El Che le escribe a Ernesto Sábato: “esta revolución es así porque caminó mucho más rápido que su ideología anterior (…) estamos ahora hablando un lenguaje que es también nuevo, porque seguimos caminando mucho más rápido que lo que podemos pensar y estructurar nuestro pensamiento”.

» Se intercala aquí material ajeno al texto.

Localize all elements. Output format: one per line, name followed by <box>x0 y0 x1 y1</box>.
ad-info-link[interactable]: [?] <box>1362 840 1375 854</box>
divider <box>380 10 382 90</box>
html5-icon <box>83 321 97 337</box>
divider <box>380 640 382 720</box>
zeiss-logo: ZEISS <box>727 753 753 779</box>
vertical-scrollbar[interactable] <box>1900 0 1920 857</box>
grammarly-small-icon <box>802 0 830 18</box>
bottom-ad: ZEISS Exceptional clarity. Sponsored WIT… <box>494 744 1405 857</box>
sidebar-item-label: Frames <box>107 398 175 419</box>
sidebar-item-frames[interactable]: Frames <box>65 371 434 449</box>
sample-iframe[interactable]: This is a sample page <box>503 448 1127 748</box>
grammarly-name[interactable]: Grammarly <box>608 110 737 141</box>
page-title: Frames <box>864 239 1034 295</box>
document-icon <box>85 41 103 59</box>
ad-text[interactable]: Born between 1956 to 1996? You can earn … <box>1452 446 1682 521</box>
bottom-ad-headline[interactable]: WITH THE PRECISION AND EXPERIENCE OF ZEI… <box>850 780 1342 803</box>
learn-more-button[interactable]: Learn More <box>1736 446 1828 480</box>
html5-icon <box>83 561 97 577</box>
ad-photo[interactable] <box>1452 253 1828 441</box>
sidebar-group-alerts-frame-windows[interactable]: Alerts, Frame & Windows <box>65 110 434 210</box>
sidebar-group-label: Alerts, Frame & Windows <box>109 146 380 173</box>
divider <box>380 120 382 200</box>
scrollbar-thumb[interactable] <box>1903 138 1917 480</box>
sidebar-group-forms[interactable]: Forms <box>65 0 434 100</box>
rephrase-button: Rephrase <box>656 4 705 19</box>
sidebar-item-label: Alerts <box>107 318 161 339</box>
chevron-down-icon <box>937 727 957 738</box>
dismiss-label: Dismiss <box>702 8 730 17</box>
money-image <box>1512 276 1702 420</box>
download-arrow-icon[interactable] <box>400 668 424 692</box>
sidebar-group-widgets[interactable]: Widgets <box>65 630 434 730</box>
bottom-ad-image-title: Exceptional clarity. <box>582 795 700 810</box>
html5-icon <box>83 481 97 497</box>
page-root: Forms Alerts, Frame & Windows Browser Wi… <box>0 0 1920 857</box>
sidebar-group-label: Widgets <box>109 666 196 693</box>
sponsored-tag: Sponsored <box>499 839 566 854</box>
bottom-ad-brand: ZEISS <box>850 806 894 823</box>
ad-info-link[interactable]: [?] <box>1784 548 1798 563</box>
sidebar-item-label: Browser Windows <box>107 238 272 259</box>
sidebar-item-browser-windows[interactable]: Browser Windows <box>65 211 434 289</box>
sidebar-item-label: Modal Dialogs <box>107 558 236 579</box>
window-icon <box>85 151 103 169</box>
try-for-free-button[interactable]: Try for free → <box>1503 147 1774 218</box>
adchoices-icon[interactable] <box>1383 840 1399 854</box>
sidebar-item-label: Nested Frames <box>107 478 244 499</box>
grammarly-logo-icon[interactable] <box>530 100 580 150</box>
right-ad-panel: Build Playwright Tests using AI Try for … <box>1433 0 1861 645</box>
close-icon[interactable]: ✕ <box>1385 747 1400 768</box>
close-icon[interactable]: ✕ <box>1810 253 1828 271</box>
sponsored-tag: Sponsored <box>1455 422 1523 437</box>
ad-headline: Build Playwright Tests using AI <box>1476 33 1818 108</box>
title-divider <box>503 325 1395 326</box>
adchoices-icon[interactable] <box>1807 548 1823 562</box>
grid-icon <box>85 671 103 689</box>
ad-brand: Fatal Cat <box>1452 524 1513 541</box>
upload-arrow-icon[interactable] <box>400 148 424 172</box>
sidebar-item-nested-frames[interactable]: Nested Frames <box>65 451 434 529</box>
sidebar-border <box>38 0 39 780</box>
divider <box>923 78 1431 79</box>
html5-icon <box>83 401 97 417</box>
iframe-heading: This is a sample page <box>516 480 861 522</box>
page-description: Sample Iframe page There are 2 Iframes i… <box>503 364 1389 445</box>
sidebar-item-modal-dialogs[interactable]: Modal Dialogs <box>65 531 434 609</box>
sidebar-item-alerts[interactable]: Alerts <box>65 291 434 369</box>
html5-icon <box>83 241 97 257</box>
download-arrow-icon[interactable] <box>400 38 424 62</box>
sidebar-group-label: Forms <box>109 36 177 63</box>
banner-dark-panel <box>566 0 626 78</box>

En enero de 1960 se celebró el XIII Congreso Anual de Historiadores. Se hacían desde 1943, organizados por Emilio Roig de Leuchsenring, Historiador de la ciudad de La Habana desde 1935, antimperialista de toda la vida y autor de una vasta obra de investigación y denuncia. En su primer Congreso, los historiadores acordaron una Resolución, Cuba no debe su independencia a los Estados Unidos. Veinte años después todos leímos aquel folleto, pero piensa que lo emitieron en 1943, en plena guerra, cuando la consigna central era “Las Américas unidas, unidas vencerán”, y los niños cantaban América inmortal en las escuelas. Si no manejamos las verdades, habría que preguntarse: ¿esos historiadores cubanos serían pro nazis? El Congreso de 1960 fue en Matanzas, en medio de un gran entusiasmo revolucionario y de figuras de verde olivo, con el coauspicio del INRA. Por cierto, fue el último. Emilio Roig murió pocos años después. La Oficina del Historiador de la Ciudad —y la memoria de Roig— han sido rescatadas en las últimas décadas por Eusebio Leal, animador y máximo ejecutor de una obra formidable a favor de La Habana que todo nuestro pueblo conoce.


* Entrevista a Fernando Martínez Heredia. Tomado de Mely González Aróstegui (2020). Cuba: cultura e ideología. Dilemas y controversias entre 1959 y 1961 (pp. 81-132). Editorial filosofi@.cu

Notas:

[1] Ruth Casa Editorial / Instituto Cubano de Investigación Cultural Juan Marinello, La Habana, 2008.